Automate quality gates in CI: run unit tests, linters, and static analysis on every PR; run fast integration tests with mocked LLM responses and a lightweight vector-store instance; run nightly end-to-end tests against a staging environment with real provider quotas. Deploy through a staged pipeline (CI → staging → canary/blue-green → production) and include automated rollbacks on elevated error rates or cost anomalies.

Test components at the right granularity. Unit-test prompt templates, input validation, and tool wrappers with deterministic fixtures. For LangGraph, unit-test node functions against representative state objects and assert state transitions. Use recorded-response fixtures or provider sandboxes for integration tests to avoid flakiness and cost. Add contract tests for retriever behavior (k, similarity thresholds) and for agent/tool interfaces.

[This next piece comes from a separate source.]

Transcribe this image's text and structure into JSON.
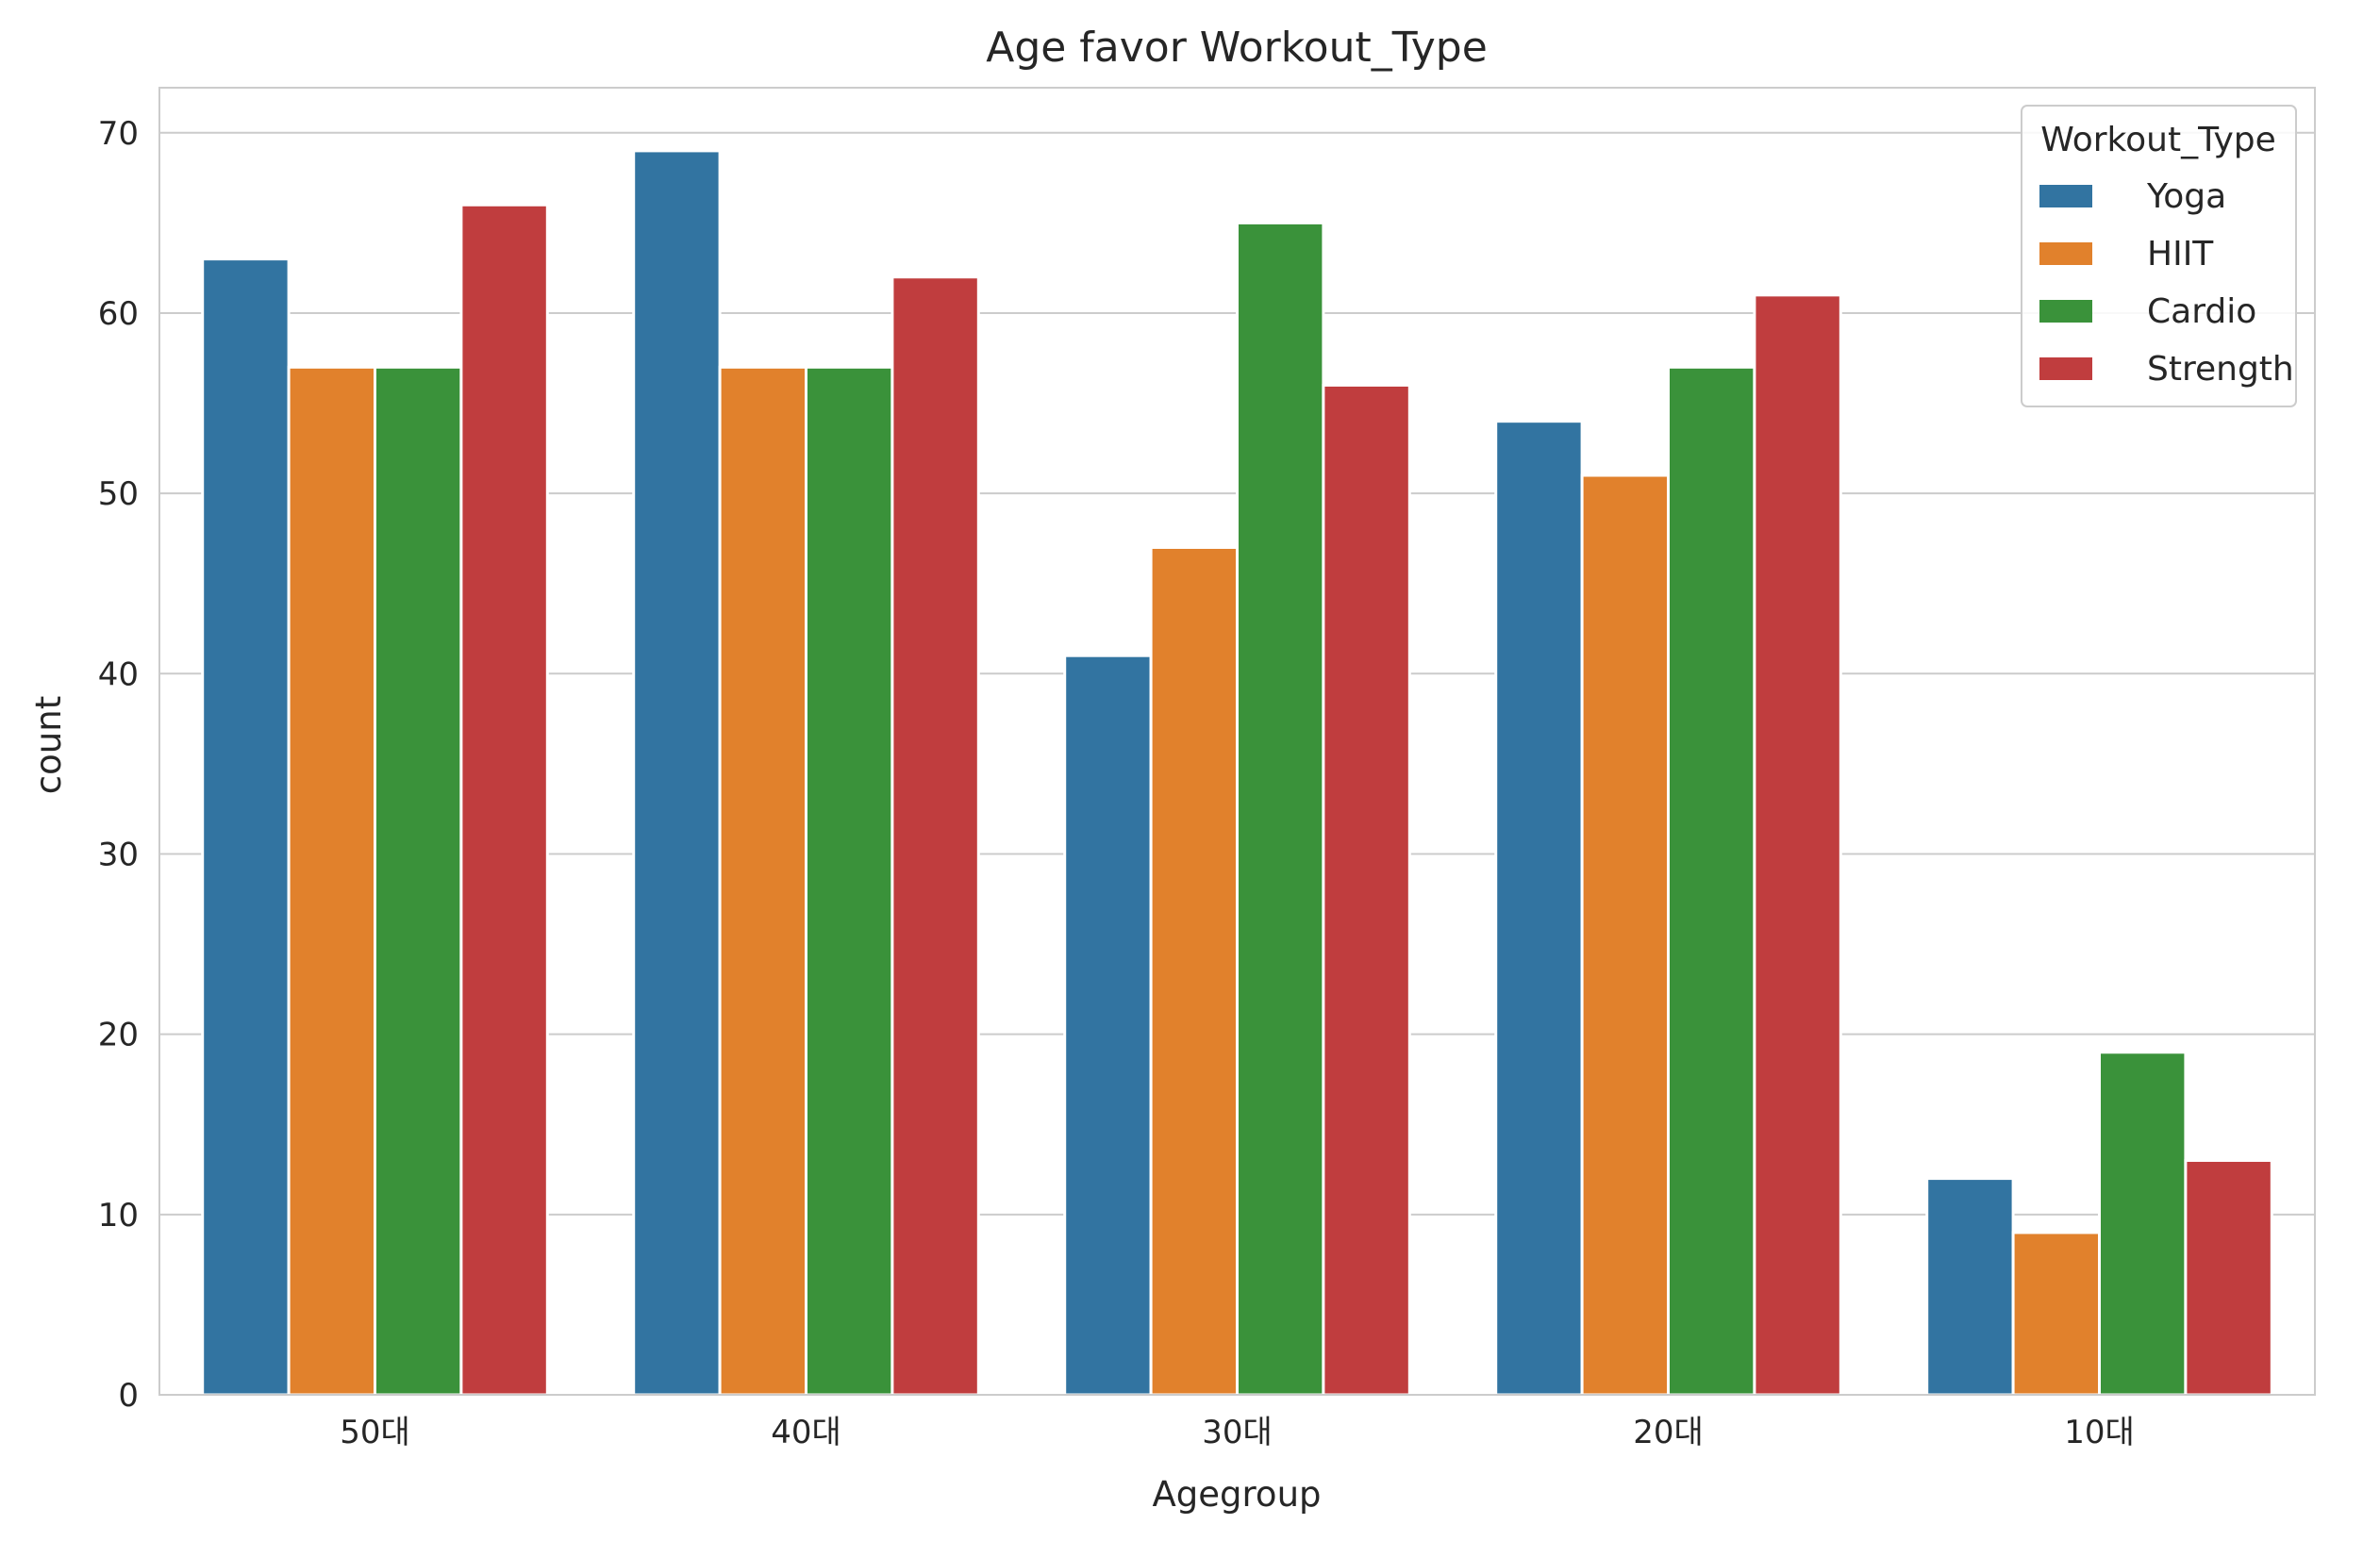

Add observability from day one: structured logs (JSON) with request IDs, compact metrics for request count, latency, error rate, token usage, and embedding calls, and distributed traces that map chains or graph nodes to downstream calls. Mask or redact sensitive data in logs and sampled prompts. Configure alerts for high latency, increased hallucination rates (via QA checks), token-usage spikes, and storage fill levels.

Harden runtime resilience with retries + exponential backoff, circuit breakers, and rate-limiting. Cache embeddings and retriever results where appropriate to reduce cost and latency. Use canary traffic and progressive rollout to validate real-user behavior, and run periodic chaos/failure drills for backup, network, and provider failures.